Notably, this study focused exclusively on definite sarcopenia, with the framework offering preliminary insights into “compensatory reserve”—an understudied dimension. Temporal patterns (e.g., delayed sway recovery) may differentiate preserved vs. declining compensation, but this requires confirmation in larger cohorts. Given our cross-sectional design, longitudinal studies are needed to determine if these features predict functional decline or intervention response.
6. Conclusions
In conclusion, this study presents a robust computational tool that translates COP time-series from a routine clinical force platform into a quantifiable metric of compensatory reserve in compensatory reserve among AWGS 2019-defined sarcopenia patients.
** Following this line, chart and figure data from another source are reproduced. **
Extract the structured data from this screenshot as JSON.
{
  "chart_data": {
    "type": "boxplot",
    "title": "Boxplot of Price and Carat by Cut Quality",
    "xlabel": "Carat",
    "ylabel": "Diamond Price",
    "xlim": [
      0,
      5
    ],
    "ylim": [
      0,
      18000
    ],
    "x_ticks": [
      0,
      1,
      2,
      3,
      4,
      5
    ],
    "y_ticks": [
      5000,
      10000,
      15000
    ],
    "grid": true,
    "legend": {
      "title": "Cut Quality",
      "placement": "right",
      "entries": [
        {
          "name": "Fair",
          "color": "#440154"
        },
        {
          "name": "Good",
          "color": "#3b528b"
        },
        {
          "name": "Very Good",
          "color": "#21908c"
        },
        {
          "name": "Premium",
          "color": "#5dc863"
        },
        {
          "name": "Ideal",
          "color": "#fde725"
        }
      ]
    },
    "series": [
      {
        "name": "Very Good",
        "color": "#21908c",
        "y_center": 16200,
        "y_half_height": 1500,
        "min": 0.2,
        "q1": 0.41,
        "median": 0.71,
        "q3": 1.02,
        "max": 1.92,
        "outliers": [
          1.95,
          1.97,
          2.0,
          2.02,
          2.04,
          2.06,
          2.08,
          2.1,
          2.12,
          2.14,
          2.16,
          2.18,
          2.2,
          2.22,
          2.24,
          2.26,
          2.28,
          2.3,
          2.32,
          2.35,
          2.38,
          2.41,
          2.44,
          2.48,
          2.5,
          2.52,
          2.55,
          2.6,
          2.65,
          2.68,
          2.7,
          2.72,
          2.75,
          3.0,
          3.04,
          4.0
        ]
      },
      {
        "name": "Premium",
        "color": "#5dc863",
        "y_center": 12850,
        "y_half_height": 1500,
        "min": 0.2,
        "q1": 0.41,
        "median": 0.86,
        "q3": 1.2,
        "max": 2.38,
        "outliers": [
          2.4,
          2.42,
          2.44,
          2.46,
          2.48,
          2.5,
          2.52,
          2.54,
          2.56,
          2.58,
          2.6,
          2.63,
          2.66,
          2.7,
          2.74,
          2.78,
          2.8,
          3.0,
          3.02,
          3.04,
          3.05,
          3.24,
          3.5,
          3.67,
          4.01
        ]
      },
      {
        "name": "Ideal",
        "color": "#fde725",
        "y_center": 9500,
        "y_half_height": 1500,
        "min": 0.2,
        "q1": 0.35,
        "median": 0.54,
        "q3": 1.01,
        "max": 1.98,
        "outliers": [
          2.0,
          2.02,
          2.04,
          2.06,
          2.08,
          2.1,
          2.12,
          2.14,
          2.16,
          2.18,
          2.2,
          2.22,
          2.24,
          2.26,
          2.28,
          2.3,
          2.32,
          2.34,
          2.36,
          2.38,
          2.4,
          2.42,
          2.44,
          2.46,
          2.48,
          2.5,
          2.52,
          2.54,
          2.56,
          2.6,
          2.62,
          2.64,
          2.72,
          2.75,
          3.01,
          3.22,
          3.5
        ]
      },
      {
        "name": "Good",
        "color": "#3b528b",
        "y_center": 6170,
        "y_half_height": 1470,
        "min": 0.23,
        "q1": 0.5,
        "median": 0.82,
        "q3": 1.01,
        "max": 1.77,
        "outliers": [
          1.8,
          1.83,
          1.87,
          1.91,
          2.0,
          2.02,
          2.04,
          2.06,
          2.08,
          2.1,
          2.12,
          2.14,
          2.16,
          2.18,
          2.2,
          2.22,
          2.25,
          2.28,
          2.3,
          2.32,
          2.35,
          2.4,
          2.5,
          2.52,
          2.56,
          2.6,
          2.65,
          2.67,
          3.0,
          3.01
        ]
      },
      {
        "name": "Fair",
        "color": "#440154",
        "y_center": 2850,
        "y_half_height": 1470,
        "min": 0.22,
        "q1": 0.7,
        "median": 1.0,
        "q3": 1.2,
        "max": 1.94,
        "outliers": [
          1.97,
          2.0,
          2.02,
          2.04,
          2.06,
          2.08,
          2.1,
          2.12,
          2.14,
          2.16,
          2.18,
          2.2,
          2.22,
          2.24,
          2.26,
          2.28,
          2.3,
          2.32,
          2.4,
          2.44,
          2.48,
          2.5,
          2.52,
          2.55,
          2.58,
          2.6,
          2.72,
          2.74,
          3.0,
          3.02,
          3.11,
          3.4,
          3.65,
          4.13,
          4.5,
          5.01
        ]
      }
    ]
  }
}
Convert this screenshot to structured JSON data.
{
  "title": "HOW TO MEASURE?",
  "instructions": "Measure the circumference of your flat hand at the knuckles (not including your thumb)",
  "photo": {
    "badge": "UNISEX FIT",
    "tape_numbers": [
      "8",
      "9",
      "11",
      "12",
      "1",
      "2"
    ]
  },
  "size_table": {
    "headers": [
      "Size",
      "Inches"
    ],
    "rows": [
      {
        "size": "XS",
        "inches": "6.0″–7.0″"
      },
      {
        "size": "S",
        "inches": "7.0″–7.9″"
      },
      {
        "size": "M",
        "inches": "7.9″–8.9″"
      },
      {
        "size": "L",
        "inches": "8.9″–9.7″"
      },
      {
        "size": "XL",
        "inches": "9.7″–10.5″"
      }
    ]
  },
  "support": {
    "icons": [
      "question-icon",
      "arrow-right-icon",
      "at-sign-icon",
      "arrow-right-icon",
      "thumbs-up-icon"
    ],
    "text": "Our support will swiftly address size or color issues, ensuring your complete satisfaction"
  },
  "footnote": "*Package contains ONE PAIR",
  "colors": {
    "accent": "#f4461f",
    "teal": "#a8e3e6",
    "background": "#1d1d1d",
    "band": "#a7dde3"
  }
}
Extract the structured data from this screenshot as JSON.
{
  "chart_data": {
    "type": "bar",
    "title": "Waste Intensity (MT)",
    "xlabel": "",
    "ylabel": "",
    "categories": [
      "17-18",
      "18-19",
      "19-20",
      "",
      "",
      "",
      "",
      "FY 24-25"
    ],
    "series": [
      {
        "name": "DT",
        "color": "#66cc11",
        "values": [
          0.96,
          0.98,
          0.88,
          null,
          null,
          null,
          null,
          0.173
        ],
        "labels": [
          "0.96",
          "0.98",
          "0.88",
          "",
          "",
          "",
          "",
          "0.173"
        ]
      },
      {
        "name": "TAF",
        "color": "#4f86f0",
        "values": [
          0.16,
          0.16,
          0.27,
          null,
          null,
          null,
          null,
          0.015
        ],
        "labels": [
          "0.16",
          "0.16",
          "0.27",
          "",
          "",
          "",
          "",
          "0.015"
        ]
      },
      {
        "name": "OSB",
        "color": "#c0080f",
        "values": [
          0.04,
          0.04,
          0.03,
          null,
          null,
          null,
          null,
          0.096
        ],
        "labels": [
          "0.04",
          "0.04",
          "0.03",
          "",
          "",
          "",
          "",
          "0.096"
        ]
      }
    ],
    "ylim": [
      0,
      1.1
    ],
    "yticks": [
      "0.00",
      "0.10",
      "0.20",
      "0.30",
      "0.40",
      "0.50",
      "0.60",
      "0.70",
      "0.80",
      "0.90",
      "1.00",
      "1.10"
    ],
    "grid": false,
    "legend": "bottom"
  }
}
The framework’s high discriminative performance (accuracy = 0.84, ROC-AUC = 0.86) in this posture serves as direct evidence for its ability to quantify this reserve gradient, as further substantiated by significant intra-group variability in model outputs.
Key contributions include the following:
Semi-tandem stance as a sensitive condition: By amplifying hip-driven postural demands, it uncovers compensated deficits masked in simple stances, adding nuance to standard evaluations. This aligns with biomechanical theory linking narrow bases of support to hip-dependent control (
Section 5.1);
Temporal features’ superiority: Integrating DTW (local misalignments), LSTM (sequential dependencies), and statistical metrics (global trends) outperformed kinematic features by 18% in accuracy, capturing dynamic patterns (e.g., delayed hip corrections) critical for distinguishing reserve variations (
Section 5.2);
Clinical translatability: As a complement to gold standards, it enables two scenarios—rapid community screening (flagging individuals with COP deviations from healthy templates) and post-diagnosis stratification (guiding prioritized intervention for severe reserve depletion).
Limitations include a small single-center sample, static stance focus, and unvalidated neuromuscular links—reinforcing its adjunctive role. Future work should validate in multi-center cohorts, integrate dynamic tasks and EMG (to link features to muscle activation), and refine thresholds for clinical use.
In summary, temporal COP analysis in semi-tandem stance shows promise as a complementary tool for exploring compensatory reserve in sarcopenia, with value in enhancing risk stratification by distinguishing intra-group reserve variations among diagnosed individuals, where higher reserve may indicate lower short-term functional decline risk, alongside existing gold standards.